Unanswered Questions
How does the variable resistance pattern impact the overall conductivity of the semiconductor device?
The variable resistance pattern helps in controlling the flow of current through the device, thereby affecting its overall conductivity.
What materials are typically used in the construction of the channel structure and the variable resistance pattern?
Materials such as silicon, germanium, or other semiconductor materials are commonly used in the construction of the channel structure and the variable resistance pattern in semiconductor devices.
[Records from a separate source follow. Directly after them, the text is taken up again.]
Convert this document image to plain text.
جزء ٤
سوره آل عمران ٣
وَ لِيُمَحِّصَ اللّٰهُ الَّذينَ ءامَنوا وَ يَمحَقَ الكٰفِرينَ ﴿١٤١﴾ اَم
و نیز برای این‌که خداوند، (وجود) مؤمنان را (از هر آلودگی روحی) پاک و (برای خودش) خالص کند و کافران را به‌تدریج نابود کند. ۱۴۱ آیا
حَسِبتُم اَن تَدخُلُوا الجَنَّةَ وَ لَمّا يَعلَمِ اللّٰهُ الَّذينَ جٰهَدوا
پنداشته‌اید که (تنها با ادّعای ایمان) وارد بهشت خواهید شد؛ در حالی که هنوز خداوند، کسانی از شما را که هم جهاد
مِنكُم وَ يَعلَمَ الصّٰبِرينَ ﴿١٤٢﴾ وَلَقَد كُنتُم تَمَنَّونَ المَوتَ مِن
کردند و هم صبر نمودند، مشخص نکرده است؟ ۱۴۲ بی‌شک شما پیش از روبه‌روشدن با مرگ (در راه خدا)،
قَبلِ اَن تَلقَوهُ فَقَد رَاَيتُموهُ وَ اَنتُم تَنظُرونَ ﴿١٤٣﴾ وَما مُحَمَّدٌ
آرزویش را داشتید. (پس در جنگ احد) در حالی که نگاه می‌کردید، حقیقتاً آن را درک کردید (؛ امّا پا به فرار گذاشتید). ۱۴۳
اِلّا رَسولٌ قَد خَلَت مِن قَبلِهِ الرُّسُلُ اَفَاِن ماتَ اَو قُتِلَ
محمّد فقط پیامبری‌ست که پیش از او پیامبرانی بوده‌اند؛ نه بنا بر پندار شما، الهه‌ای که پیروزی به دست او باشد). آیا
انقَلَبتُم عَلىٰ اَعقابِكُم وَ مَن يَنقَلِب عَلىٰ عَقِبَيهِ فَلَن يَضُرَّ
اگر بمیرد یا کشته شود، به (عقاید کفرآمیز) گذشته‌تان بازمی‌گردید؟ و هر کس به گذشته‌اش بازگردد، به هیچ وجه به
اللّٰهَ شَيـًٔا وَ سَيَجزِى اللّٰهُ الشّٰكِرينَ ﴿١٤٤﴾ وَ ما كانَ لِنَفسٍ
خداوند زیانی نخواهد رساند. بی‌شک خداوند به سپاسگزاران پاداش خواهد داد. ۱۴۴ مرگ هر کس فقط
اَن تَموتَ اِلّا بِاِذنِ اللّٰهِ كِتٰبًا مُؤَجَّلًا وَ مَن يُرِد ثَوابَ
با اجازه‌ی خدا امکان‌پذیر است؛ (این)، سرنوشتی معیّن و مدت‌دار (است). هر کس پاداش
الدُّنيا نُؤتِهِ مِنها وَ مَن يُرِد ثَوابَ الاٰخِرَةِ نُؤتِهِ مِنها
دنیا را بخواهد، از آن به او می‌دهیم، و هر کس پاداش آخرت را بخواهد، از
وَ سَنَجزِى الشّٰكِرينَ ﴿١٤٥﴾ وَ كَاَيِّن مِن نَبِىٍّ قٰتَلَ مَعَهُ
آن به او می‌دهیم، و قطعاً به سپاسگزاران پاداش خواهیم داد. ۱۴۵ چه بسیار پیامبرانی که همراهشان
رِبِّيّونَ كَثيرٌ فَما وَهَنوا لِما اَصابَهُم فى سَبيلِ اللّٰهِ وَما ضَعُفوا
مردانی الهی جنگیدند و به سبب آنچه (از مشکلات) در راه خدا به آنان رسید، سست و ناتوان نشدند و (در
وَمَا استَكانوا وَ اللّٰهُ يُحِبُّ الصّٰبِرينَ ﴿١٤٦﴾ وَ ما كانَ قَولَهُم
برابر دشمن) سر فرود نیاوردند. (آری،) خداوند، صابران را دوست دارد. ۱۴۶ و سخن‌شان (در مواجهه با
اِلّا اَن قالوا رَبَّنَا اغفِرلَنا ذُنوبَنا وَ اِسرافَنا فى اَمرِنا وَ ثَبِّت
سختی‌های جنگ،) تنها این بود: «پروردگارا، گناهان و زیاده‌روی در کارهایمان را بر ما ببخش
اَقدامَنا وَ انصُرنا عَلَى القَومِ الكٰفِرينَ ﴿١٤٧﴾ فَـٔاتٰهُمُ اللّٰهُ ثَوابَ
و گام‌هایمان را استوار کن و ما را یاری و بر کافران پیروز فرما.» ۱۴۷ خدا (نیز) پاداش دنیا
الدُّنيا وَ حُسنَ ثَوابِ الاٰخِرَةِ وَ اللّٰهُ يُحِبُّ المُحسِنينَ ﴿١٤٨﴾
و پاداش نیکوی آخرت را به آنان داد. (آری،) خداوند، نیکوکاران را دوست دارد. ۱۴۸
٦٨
Original Abstract Submitted
a semiconductor device is provided. the semiconductor device includes: gate lines spaced apart from each other between a conductive layer and a conductive pad; and a channel structure extending through the gate lines. the channel structure includes: a channel region which defines a columnar space, and includes a first channel end in contact with the conductive pad and a second channel end in contact with the conductive layer; and a variable resistance pattern including an outer sidewall and a first end, the outer sidewall overlapping first gate lines, from among the gate lines, in a horizontal direction with the channel region therebetween, the first end being spaced apart from the first channel end of the channel region, and the variable resistance pattern being offset from, in the horizontal direction, at least one second gate line, from among the gate lines, that is adjacent to the conductive pad.